During the course of the past decade, the European Commission has been fine-tuning proposals in order to create a workable and efficient private enforcement regime via the pursuit of damages actions before EU Member State Courts. The approval of the Directive on Antitrust Damages by the European Parliament on April 17, 2014, and its recent adoption by the Council of Ministers on November 10, 2014 marks the culmination of the EU’s desire to reinforce a somewhat fragmented regime for the pursuit of antitrust damages actions across all 28 Member States.

The Directive marks a significant cultural shift in the European authorities’ approach in providing meaningful access to vindicate the right of its citizens. As Hausfeld Chairman, Michael Hausfeld, states:

In the past, there has been a prevailing paternalistic approach, that government enforcers had the sole responsibility for determining and remedying infringement of competition law. As Vice President Almunia’s parting remarks emphasized, public and private enforcement are complementary. Private enforcement is an integral and necessary element of legal accountability to those who violate European law. This is a much welcomed opening to the citizens and economies of Europe.

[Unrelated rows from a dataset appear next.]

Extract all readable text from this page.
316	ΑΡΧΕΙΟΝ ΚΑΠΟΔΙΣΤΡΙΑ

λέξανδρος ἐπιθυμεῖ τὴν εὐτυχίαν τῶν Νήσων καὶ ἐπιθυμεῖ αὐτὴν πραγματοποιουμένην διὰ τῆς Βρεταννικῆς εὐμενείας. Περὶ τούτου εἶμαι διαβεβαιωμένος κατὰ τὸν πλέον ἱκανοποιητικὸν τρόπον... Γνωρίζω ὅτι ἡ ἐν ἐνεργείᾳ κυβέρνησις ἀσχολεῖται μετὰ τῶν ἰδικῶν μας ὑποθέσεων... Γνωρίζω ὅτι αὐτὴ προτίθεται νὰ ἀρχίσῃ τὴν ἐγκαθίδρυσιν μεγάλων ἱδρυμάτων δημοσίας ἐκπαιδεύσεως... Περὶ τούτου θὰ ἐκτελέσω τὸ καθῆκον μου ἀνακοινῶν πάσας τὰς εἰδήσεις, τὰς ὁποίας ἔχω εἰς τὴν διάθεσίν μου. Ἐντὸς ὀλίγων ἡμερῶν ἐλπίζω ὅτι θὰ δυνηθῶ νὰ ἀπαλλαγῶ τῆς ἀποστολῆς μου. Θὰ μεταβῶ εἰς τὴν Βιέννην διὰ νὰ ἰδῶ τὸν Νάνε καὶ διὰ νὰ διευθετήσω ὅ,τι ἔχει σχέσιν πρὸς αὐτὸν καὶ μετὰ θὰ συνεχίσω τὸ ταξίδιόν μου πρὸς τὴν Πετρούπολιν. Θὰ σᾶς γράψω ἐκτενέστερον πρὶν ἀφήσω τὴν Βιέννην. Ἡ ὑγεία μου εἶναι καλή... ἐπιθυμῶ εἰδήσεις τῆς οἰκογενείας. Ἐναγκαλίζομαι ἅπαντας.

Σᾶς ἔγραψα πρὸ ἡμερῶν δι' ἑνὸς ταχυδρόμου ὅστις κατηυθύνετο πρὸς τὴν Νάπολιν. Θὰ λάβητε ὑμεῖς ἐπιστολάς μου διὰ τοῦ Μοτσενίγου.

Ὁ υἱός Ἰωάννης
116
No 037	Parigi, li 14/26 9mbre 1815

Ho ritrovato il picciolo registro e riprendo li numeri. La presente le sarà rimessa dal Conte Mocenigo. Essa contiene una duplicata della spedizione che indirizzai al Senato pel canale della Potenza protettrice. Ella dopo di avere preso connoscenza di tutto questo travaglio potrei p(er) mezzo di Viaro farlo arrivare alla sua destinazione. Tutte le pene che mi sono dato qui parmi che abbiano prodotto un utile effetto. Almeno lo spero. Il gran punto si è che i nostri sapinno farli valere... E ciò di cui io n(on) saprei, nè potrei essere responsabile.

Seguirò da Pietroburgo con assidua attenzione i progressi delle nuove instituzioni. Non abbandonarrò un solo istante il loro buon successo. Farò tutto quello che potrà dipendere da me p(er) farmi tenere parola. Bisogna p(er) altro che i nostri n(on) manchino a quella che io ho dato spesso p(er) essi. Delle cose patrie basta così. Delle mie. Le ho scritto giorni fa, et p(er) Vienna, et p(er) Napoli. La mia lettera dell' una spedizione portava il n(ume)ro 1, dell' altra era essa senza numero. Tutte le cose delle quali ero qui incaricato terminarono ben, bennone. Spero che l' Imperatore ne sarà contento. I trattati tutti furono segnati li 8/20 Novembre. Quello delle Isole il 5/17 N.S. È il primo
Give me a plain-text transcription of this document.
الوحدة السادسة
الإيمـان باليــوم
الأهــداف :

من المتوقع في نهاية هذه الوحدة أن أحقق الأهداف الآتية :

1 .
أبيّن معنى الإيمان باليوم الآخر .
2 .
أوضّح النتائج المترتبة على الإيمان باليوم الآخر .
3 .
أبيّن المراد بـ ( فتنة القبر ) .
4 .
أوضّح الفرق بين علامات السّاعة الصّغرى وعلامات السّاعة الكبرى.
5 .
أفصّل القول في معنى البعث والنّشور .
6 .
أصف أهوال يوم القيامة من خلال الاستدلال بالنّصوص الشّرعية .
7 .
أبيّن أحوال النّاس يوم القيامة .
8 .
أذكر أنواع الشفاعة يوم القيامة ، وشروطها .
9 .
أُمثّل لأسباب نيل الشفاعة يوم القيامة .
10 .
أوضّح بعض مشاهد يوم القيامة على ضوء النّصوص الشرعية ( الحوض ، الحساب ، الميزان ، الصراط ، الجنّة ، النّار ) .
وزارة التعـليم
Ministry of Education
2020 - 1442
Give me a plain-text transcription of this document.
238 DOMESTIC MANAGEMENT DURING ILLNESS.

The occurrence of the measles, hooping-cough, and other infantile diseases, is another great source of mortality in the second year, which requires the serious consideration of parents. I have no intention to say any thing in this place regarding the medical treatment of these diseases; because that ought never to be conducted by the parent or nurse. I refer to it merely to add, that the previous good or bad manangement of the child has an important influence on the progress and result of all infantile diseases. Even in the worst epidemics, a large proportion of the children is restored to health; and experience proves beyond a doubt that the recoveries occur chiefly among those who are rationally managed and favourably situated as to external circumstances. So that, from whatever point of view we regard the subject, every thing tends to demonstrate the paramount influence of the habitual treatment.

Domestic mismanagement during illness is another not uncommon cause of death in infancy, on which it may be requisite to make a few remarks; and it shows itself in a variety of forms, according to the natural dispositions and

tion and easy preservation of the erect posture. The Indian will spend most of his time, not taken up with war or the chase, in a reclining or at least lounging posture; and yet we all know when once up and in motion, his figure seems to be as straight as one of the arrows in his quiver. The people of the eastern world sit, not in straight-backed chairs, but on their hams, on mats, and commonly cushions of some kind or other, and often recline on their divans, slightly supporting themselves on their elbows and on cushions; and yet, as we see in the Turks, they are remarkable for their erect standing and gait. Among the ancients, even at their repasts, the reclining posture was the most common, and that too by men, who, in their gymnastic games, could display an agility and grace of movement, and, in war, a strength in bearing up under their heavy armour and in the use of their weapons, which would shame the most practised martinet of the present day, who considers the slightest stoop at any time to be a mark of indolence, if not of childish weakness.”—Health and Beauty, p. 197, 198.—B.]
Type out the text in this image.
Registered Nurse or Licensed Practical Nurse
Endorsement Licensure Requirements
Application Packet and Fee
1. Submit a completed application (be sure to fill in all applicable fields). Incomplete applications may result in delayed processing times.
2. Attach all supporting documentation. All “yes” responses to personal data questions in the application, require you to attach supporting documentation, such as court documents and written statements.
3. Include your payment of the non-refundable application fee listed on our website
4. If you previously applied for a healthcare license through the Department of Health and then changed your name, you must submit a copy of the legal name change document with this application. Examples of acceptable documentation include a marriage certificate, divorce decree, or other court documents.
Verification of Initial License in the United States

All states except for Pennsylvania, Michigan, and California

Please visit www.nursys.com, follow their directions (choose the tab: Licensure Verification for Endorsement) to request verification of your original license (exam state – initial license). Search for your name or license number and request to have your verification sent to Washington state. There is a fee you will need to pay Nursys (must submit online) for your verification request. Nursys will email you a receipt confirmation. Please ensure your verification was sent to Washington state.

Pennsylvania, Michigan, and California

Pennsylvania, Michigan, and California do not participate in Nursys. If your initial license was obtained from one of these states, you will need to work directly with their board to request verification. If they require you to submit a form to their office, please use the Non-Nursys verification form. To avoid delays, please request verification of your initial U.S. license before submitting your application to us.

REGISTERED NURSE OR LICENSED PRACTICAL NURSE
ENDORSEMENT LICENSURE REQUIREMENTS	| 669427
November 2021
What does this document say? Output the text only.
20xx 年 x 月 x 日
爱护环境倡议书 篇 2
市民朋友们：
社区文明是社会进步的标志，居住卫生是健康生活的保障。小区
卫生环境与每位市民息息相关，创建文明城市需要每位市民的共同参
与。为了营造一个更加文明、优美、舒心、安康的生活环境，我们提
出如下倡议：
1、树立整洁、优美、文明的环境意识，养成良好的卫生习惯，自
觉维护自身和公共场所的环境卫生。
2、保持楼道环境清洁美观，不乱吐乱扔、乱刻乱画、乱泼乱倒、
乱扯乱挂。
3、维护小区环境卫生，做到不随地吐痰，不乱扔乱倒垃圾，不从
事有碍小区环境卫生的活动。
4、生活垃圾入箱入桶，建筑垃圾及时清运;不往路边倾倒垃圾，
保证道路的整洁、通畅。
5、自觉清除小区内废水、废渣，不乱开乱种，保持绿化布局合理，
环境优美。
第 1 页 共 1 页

Thus, the adoption of the Directive and its signing into law on November 26, 2014 marks a sea change in Europe where many executives have long been reluctant to sue suppliers, and victimized businesses have failed to pursue compensation. In turn, the Directive will inevitably lead to a boost of competition litigation actions throughout Europe. However, whether or not it will open Pandora’s Box to floodgate concerns for civil litigation remains to be seen.